Sin embargo, al evocar lo hecho en los últimos años, hay un hilo conductor en lo actuado por el ministro, que da aliento, habla de una transformación lenta, pero, por eso, con perspectivas de éxito.
A través del plan decenal iniciado en 2006, se han planteado objetivos concretos que apuntan a hacer una evaluación de alumnos y profesores, crear nuevas partidas docentes, jubilar a las personas mayores que no estén ya en condiciones de asimilar los cambios, modificar el currículo para bachilleres, aumentar el número de estudiantes que cumplan el colegio, actualmente no más de 12%, al 75%. También se quiere certificar a los establecimientos y lograr que algunos lleguen al bachillerato internacional, siendo públicos.
Se ha invertido en la infraestructura, aunque todavía es impresionante ver los destrozos que son capaces de hacer y tolerar los responsables de las escuelas, sobre todo en la Costa, en donde cada año, en el último minuto antes del inicio de clases, se muestran imágenes de edificios prácticamente irrecuperables. ¿Por qué no cuidan las instalaciones durante el año y gestionan las composturas a tiempo?
También se han realizado esfuerzos por abolir las contribuciones de los padres de familia, aunque todavía financiarían miles de partidas.

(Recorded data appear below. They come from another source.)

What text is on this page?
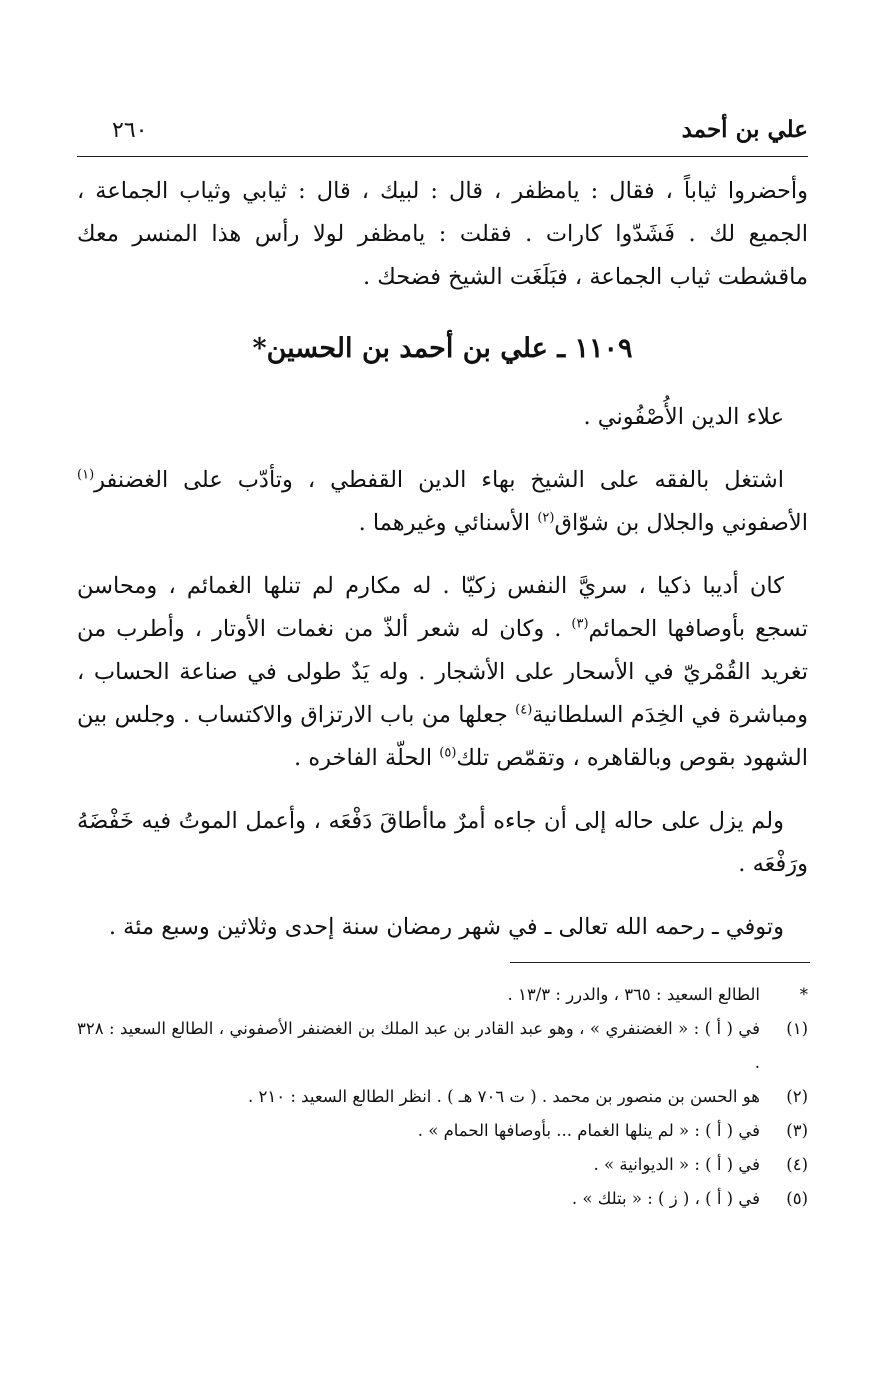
علي بن أحمد
٢٦٠

وأحضروا ثياباً ، فقال : يامظفر ، قال : لبيك ، قال : ثيابي وثياب الجماعة ، الجميع لك . فَشَدّوا كارات . فقلت : يامظفر لولا رأس هذا المنسر معك ماقشطت ثياب الجماعة ، فبَلَغَت الشيخ فضحك .

١١٠٩ ـ علي بن أحمد بن الحسين*

علاء الدين الأُصْفُوني .

اشتغل بالفقه على الشيخ بهاء الدين القفطي ، وتأدّب على الغضنفر$^{(١)}$ الأصفوني والجلال بن شوّاق$^{(٢)}$ الأسنائي وغيرهما .

كان أديبا ذكيا ، سريَّ النفس زكيّا . له مكارم لم تنلها الغمائم ، ومحاسن تسجع بأوصافها الحمائم$^{(٣)}$ . وكان له شعر ألذّ من نغمات الأوتار ، وأطرب من تغريد القُمْريّ في الأسحار على الأشجار . وله يَدٌ طولى في صناعة الحساب ، ومباشرة في الخِدَم السلطانية$^{(٤)}$ جعلها من باب الارتزاق والاكتساب . وجلس بين الشهود بقوص وبالقاهره ، وتقمّص تلك$^{(٥)}$ الحلّة الفاخره .

ولم يزل على حاله إلى أن جاءه أمرٌ ماأطاقَ دَفْعَه ، وأعمل الموتُ فيه خَفْضَهُ ورَفْعَه .

وتوفي ـ رحمه الله تعالى ـ في شهر رمضان سنة إحدى وثلاثين وسبع مئة .

*
الطالع السعيد : ٣٦٥ ، والدرر : ١٣/٣ .
(١)
في ( أ ) : « الغضنفري » ، وهو عبد القادر بن عبد الملك بن الغضنفر الأصفوني ، الطالع السعيد : ٣٢٨ .
(٢)
هو الحسن بن منصور بن محمد . ( ت ٧٠٦ هـ ) . انظر الطالع السعيد : ٢١٠ .
(٣)
في ( أ ) : « لم ينلها الغمام ... بأوصافها الحمام » .
(٤)
في ( أ ) : « الديوانية » .
(٥)
في ( أ ) ، ( ز ) : « بتلك » .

Se han distribuido textos y uniformes. El que ha observado a madres de familia luchando por enviar a los niños a la escuela, sin dinero para vestidos ni útiles, sabe que estos no son gestos populistas.

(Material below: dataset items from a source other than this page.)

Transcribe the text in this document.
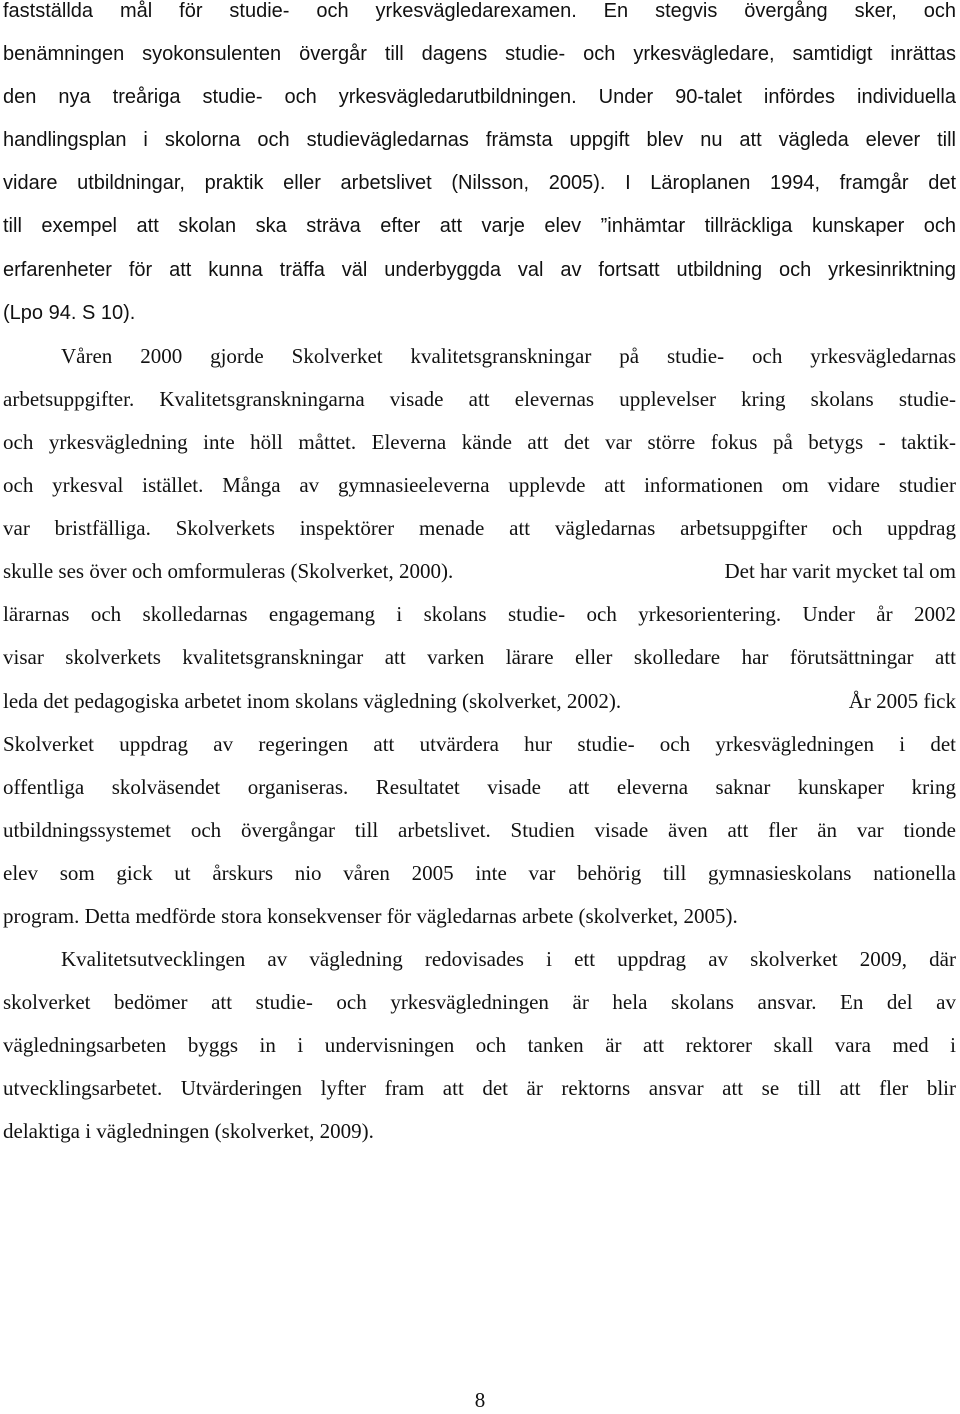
fastställda mål för studie- och yrkesvägledarexamen. En stegvis övergång sker, och
benämningen syokonsulenten övergår till dagens studie- och yrkesvägledare, samtidigt inrättas
den nya treåriga studie- och yrkesvägledarutbildningen. Under 90-talet infördes individuella
handlingsplan i skolorna och studievägledarnas främsta uppgift blev nu att vägleda elever till
vidare utbildningar, praktik eller arbetslivet (Nilsson, 2005). I Läroplanen 1994, framgår det
till exempel att skolan ska sträva efter att varje elev ”inhämtar tillräckliga kunskaper och
erfarenheter för att kunna träffa väl underbyggda val av fortsatt utbildning och yrkesinriktning
(Lpo 94. S 10).
Våren 2000 gjorde Skolverket kvalitetsgranskningar på studie- och yrkesvägledarnas
arbetsuppgifter. Kvalitetsgranskningarna visade att elevernas upplevelser kring skolans studie-
och yrkesvägledning inte höll måttet. Eleverna kände att det var större fokus på betygs - taktik-
och yrkesval istället. Många av gymnasieeleverna upplevde att informationen om vidare studier
var bristfälliga. Skolverkets inspektörer menade att vägledarnas arbetsuppgifter och uppdrag
skulle ses över och omformuleras (Skolverket, 2000).	Det har varit mycket tal om
lärarnas och skolledarnas engagemang i skolans studie- och yrkesorientering. Under år 2002
visar skolverkets kvalitetsgranskningar att varken lärare eller skolledare har förutsättningar att
leda det pedagogiska arbetet inom skolans vägledning (skolverket, 2002).	År 2005 fick
Skolverket uppdrag av regeringen att utvärdera hur studie- och yrkesvägledningen i det
offentliga skolväsendet organiseras. Resultatet visade att eleverna saknar kunskaper kring
utbildningssystemet och övergångar till arbetslivet. Studien visade även att fler än var tionde
elev som gick ut årskurs nio våren 2005 inte var behörig till gymnasieskolans nationella
program. Detta medförde stora konsekvenser för vägledarnas arbete (skolverket, 2005).
Kvalitetsutvecklingen av vägledning redovisades i ett uppdrag av skolverket 2009, där
skolverket bedömer att studie- och yrkesvägledningen är hela skolans ansvar. En del av
vägledningsarbeten byggs in i undervisningen och tanken är att rektorer skall vara med i
utvecklingsarbetet. Utvärderingen lyfter fram att det är rektorns ansvar att se till att fler blir
delaktiga i vägledningen (skolverket, 2009).
8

Pronto se editarán nuevos textos para los colegios y se pretende capacitar a los profesores en su uso. Es debatible el contenido de las reformas curriculares. ¿Hasta qué punto pretenden fomentar un espíritu independiente y crítico entre los alumnos? ¿ Quieren hacer de los chicos instrumentos bien adaptados a las necesidades del mercado? ¿Habrá adoctrinamiento ideológico como se teme?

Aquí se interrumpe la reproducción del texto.